Artikel 23. Aan het hoofd van elke school is een onderwijzer geplaatst , die den leeftijd van drie en twintig jaren moet volbragt hebben en den rang van hoofdonderwijzer bezit. De waarneming van het bestuur eener school kan echter tijdelijk worden toevertrouwd aan een onderwijzer , die den gevorderden leeftijd of den rang van hoofdonderwijzer niet bezit , mits aan de school geen onderwijzer in het bezit van dien rang , ingevolge art. 24, verbonden zij.

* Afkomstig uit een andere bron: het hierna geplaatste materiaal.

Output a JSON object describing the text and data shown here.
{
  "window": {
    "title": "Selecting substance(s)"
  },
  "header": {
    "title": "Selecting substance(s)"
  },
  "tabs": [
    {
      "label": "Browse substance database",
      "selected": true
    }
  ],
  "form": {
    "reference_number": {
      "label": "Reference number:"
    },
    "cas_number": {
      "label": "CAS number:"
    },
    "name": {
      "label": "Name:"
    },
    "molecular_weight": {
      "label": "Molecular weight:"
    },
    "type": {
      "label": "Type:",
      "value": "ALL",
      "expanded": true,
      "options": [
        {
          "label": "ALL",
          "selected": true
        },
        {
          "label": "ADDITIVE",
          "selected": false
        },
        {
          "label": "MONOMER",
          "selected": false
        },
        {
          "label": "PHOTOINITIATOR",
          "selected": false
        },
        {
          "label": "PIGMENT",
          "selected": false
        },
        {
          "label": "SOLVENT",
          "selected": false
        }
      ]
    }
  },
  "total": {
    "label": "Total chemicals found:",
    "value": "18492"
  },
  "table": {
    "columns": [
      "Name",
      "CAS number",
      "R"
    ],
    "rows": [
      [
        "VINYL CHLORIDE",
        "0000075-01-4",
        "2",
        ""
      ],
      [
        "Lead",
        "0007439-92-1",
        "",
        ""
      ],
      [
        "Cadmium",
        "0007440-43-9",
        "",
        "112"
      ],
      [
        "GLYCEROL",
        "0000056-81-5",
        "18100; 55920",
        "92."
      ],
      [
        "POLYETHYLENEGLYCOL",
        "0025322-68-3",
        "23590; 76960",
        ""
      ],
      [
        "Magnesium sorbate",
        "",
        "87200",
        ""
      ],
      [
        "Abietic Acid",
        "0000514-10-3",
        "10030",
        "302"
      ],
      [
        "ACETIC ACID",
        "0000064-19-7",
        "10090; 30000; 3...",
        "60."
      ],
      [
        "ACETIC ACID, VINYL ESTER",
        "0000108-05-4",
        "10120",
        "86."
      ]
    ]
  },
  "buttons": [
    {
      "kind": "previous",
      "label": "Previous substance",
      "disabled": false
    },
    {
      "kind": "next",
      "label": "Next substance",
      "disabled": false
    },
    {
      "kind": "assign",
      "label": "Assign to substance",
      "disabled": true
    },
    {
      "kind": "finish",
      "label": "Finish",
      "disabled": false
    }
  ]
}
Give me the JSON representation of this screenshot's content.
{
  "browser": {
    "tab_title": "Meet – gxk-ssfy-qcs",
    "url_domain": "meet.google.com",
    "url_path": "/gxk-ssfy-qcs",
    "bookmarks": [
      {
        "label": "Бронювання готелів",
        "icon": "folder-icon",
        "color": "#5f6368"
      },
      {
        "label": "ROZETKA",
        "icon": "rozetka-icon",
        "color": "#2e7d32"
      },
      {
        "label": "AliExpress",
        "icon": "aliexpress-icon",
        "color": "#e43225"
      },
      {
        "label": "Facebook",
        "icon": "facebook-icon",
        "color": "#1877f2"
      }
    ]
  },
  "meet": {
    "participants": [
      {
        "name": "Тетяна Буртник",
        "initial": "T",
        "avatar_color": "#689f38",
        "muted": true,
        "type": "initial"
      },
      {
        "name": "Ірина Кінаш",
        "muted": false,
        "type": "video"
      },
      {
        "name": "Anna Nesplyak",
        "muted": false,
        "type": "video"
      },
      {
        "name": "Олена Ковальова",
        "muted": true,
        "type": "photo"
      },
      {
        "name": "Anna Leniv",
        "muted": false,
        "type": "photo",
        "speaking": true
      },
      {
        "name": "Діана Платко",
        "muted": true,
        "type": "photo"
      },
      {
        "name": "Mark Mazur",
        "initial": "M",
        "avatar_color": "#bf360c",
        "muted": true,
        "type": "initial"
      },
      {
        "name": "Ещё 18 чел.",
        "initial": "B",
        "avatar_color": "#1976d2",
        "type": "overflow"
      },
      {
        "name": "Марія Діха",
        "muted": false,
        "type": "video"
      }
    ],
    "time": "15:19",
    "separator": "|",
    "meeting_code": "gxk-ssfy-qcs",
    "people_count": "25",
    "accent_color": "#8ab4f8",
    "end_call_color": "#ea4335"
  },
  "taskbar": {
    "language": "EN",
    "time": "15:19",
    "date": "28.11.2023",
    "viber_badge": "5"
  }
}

Zoodanige waarneming mag niet langer duren dan zes maanden.
Artikel 24 Het hoofd der school wordt bijgestaan door ten minste één onderwijzer , zoodra het aantal schoolgaande kinderen meer dan veertig, door ten minste twee onderwijzers, zoodra het een en negentig bedraagt. Voor elk vijf-en-vijftigtal schoolgaande kinderen boven de negentig wordt een onderwijzer meer vereischt..... Op geene school mogen meer dan zes honderd kinderen gelijktijdig worden toegelaten, tenzij hiertoe door Ons om bijzondere redenen vergunning wordt verleend. Bij de toepassing van dit artikel wordt tot grondslag genomen het getal kinderen , die op den vijftienden dag der maand Januarij van het loopende schooljaar als werkelijk schoolgaande bekend staan.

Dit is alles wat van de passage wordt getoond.